Home Is Where The Jam Is

I love to go out in late September
among the fat, overripe, icy, black blackberries
to eat blackberries for breakfast,
the stalks very prickly, a penalty
they earn for knowing the black art
of blackberry-making; and as I stand among them
lifting the stalks to my mouth, the ripest berries
fall almost unbidden to my tongue…

Galway Kinnell, from “Blackberry Eating”

“So, you think this one?”

We’re standing at the end of the baking aisle, my mother and Luci and I, picking up and squinting at box after box of Gelfix, Germany’s answer to American Certo, that pectin-infused magic that is key to making jam.

We’ve already picked the blackberries, several yogurt buckets’ worth, which are now in the freezer, waiting to become jam. Because when your mom comes to visit in early August–your mom who made gallons of jam every summer throughout your childhood–well, you don’t really have a choice. Toddler in the backpack, you go out, all three of you, to “pick boo-bays” for a few days. You order some jars on Amazon. You make the jam.

Now, pectin is the last obstacle between us and a hot, sticky afternoon of jamming, so we try to make an educated guess. We’d been instructed by a colleague of mine last week on the different “strengths” of Gelfix, depending on the ratio of sugar to fruit that you want in your jam. There’s 1:1, 2:1 and 3:1. All assume that you’re using more fruit than sugar (or at least an equal amount).

“But your recipe,” I ask my mom, “It calls for what? Almost double the sugar?”

She nods, picking up another box, as I study the directions on the back of the 1:1 version. Since neither of us know exactly what pectin even is–thus whether adding more or less would be likely to compensate for the increased sugar–we go with the nuclear option. We’re going to use the German recipe on the box. Adventure!

The next afternoon finds us at the stove, taking turns measuring, stirring, and jarring some truly magnificent jam. My mom is skeptical at first, keeping her trusty personal jam recipe in the back of her mind, but with venturesome good nature proceeds with the German recipe. The result, we both decide while biting into slices of rustic bread with butter and thick blankets of blackberry jam, is intoxicating. It is the flavor of a Pacific Northwest childhood, hours and days of berry-picking, stained and thorn-pricked fingers picking up soft slices of whole wheat bread with fresh, warm jam. The recipe was different, but this still tastes like home.

It’s amazing how a taste can transport. A long time ago, on a homesick afternoon on a farm in Austria, I tried to make chocolate chip cookies, with little success. The cookies were horribly ugly and crunchy, flat and pale.

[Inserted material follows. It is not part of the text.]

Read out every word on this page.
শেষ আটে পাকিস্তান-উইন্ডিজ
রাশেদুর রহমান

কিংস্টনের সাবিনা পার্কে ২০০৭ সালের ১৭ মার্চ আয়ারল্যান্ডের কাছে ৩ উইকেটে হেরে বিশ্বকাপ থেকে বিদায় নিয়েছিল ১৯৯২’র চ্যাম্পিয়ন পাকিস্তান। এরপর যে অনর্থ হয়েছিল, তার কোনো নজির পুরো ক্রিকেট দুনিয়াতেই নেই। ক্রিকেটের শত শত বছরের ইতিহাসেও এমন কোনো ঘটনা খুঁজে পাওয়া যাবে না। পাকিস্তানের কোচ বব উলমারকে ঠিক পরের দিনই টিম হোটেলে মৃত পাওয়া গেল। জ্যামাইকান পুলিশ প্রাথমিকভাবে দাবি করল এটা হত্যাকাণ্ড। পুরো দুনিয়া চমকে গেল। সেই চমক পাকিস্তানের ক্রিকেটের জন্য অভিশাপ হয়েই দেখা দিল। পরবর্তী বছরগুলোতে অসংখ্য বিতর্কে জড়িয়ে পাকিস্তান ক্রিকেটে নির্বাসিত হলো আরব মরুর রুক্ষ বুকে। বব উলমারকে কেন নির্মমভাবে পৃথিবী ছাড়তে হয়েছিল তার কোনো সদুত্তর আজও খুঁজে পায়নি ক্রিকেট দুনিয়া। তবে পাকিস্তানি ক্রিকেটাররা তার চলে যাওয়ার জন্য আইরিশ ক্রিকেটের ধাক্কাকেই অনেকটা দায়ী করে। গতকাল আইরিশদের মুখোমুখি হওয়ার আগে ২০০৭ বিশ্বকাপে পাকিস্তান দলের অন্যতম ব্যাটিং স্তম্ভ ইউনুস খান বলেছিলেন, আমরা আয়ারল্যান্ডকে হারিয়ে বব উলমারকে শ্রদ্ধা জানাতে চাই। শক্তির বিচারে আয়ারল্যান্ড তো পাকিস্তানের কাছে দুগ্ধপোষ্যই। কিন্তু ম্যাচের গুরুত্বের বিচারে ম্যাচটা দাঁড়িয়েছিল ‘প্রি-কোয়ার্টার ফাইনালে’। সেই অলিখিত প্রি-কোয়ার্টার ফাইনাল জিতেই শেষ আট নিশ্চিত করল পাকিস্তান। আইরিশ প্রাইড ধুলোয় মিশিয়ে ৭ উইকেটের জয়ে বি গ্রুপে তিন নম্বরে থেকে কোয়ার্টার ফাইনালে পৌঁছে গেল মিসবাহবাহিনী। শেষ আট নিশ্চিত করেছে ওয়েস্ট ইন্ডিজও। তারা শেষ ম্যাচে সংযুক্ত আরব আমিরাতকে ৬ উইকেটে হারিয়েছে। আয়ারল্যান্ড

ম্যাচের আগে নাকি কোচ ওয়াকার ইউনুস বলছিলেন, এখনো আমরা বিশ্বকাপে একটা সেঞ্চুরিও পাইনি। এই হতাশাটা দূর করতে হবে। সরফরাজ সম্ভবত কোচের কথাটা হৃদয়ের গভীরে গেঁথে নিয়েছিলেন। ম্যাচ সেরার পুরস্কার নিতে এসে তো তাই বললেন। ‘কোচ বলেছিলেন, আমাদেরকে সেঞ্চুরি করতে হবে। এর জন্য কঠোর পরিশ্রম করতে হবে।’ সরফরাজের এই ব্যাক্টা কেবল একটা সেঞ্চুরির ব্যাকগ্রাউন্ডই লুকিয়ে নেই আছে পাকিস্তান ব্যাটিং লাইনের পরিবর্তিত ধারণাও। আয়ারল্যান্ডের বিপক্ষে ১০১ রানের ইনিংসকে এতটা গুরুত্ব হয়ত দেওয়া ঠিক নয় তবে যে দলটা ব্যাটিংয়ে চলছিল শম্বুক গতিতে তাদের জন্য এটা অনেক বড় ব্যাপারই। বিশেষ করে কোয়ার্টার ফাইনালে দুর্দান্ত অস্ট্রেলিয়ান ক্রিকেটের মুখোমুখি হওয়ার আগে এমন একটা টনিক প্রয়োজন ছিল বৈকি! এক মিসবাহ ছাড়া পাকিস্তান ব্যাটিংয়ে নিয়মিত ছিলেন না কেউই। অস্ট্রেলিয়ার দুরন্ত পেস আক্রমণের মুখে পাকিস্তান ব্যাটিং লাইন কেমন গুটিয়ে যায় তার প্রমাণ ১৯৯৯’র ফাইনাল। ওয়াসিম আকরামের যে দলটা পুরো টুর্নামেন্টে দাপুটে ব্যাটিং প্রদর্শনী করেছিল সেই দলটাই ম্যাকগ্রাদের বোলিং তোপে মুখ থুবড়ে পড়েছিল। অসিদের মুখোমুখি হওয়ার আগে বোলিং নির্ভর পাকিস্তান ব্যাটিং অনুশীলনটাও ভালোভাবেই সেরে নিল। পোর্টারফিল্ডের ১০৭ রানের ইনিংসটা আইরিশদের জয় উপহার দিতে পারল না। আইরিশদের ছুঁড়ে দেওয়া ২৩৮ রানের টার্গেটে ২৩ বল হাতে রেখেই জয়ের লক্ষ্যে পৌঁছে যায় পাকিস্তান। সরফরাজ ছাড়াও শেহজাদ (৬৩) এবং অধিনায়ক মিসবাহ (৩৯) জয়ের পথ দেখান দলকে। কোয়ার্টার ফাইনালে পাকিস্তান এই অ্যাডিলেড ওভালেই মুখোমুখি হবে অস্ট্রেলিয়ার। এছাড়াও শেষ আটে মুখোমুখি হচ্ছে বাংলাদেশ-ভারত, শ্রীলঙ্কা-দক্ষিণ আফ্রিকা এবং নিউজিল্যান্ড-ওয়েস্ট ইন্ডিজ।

Far from providing comfort or familiarity, they were embarrassing and sad. I’ve since learned that baking here, with different-weighted flours and slightly softer butter, is something of a rite of passage, something to master once you’ve lived here for a while. Nine years later, I can make cookies better here than in America, where the ingredients have become just foreign enough to be unpredictable. Home is where the cookies are best.

As new staff and students begin to trickle into Kandern, and returning ones pick up where they left off after summers of travel (or, like us, summers at the pool), I’m thinking about what it takes to feel at home somewhere. Relationships and vocation are the things we talk about, the things that are supposed to (and mostly do) matter most. But sometimes home is also having furniture you like–whether it’s Ikea or antique–or unpacking the box that had your paintings and favorite mugs in it. And sometimes it’s making a recipe you remember, and making it well.